The use of privately contracted school inspectors is on the rise, despite concerns about their "inconsistent" performance.
Additional inspectors (AIs), employed by private firms which carry out inspections for Ofsted, have cost #163;126 million over the last three years, figures released to The TES have revealed.
They led 78 per cent of the state schools inspections carried out in 200910, up from 76 per cent the previous year.
Representatives from the three independent service providers (ISPs) - CfBT, Tribal and Serco - told Wednesday's hearing of the Commons education select committee, which is scrutinising the role and performance of Ofsted, that some inspectors had not taught in a classroom for more than 20 years.
Several submissions to the committee raised concerns about the quality of AIs' inspections compared to those carried out by Her Majesty's Inspectors (HMIs), who are employed directly by Ofsted.
The ISPs insist AIs' work is carefully monitored so there is "little discernible difference" between them and HMIs - and Ofsted admitted to The TES that it could not afford to employ the extra 150 HMIs which would be needed if they were to lead all of its inspections.

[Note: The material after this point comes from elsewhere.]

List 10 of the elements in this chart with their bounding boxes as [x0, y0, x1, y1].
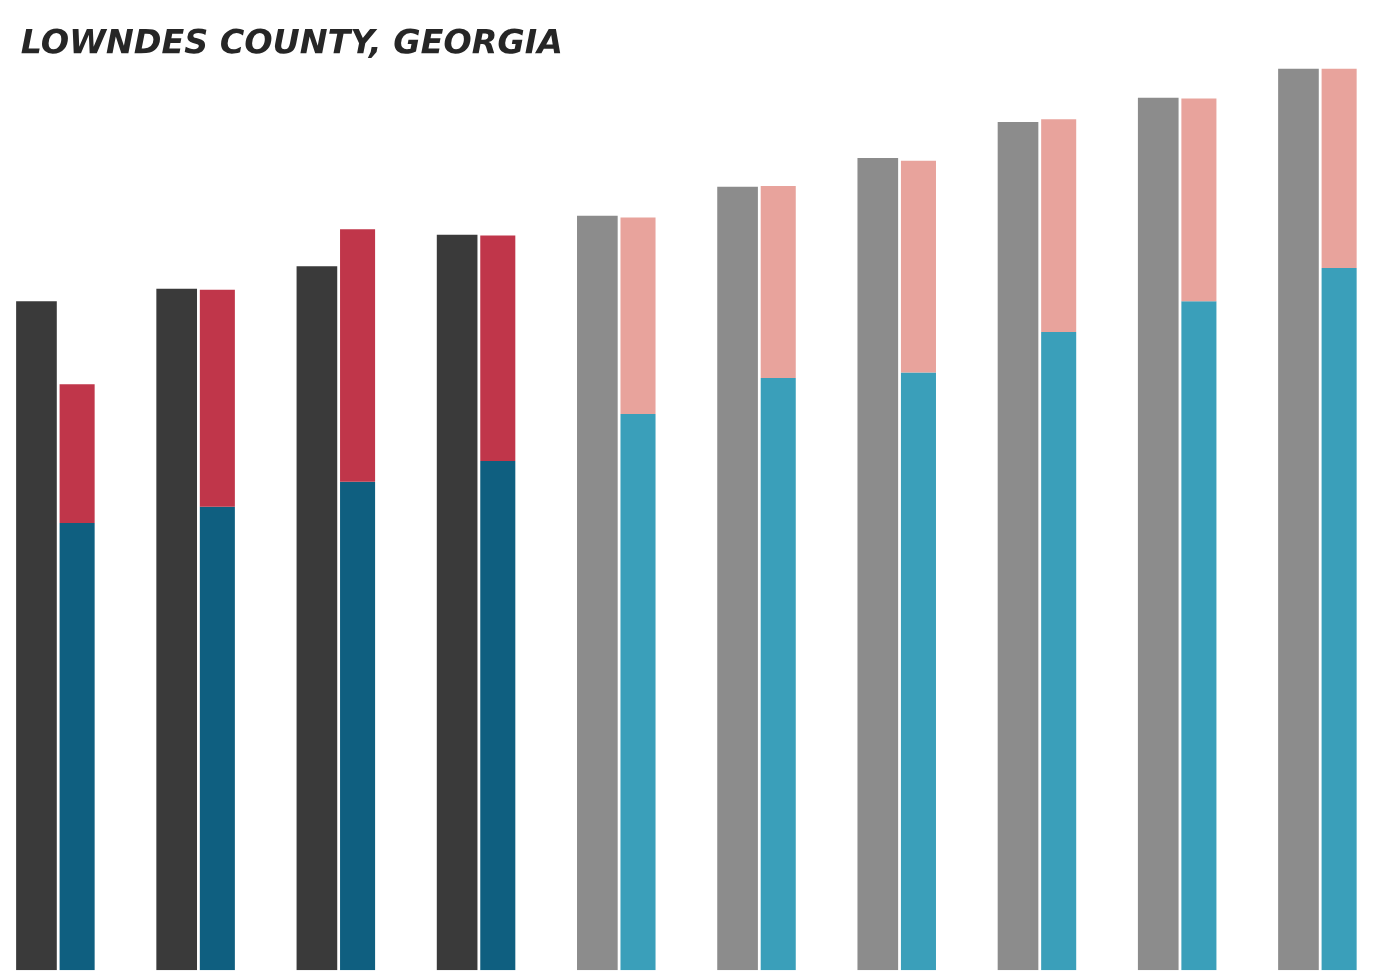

A written submission from teaching union NASUWT said it "remains concerned that in too many instances ... inspectors' knowledge, experience and understanding of key elements of the areas they are seeking to inspect are inadequate or insufficiently up to date".
Anastasia de Waal, deputy director for research at think-tank Civitas, told an earlier committee hearing that schools "prefer" being inspected by HMIs as "they feel they are getting additional advice".